Morgan looked at him, really looked at him, and there was that warmth, again, but this time it was mixed with devastation. Even worse: it was a devastation Hayes recognized.
And maybe, maybe , there was still that Morgan inside him, the one that Hayes’ heart had brushed up against and just known , but what was the point if Morgan fought against it so hard?
If they spent eight to ten months apart every year?
Hayes would never even have a chance to find that Morgan again, if he really did exist.
“So that’s it, then?” Morgan asked quietly.
“That’s it,” Hayes said. He dug his fingernails into his palm so he wouldn’t reach for Morgan at the last moment, as he turned away, towards the door.
“Alright,” Morgan said, and a moment later, the door shut behind him.
Later, so much later, years and years later, Hayes couldn’t help but wonder what would’ve happened if he’d actually let himself reach out for him.
If he hadn’t been so full of bitter indignation and humiliation at being ignored.
If they hadn’t played for teams on the opposite coasts.

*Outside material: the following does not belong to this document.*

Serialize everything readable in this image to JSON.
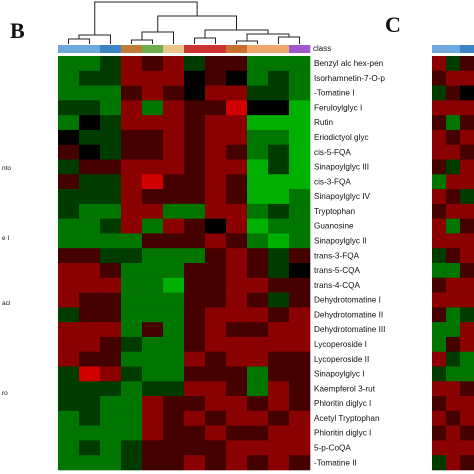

But Hayes never knew the answer, because that was the last time Morgan ever really looked at him.
Every game for the two years after that—before Morgan retired—he didn’t talk to Hayes. Didn’t look at him. When he had no choice, he stared right through him like he didn’t exist.
Maybe he didn’t, Hayes would think. Maybe that Hayes, the one who had loved Morgan and then lost him, had never been real to begin with.
But if that was true, Hayes knew he’d have hurt a hell of a lot less.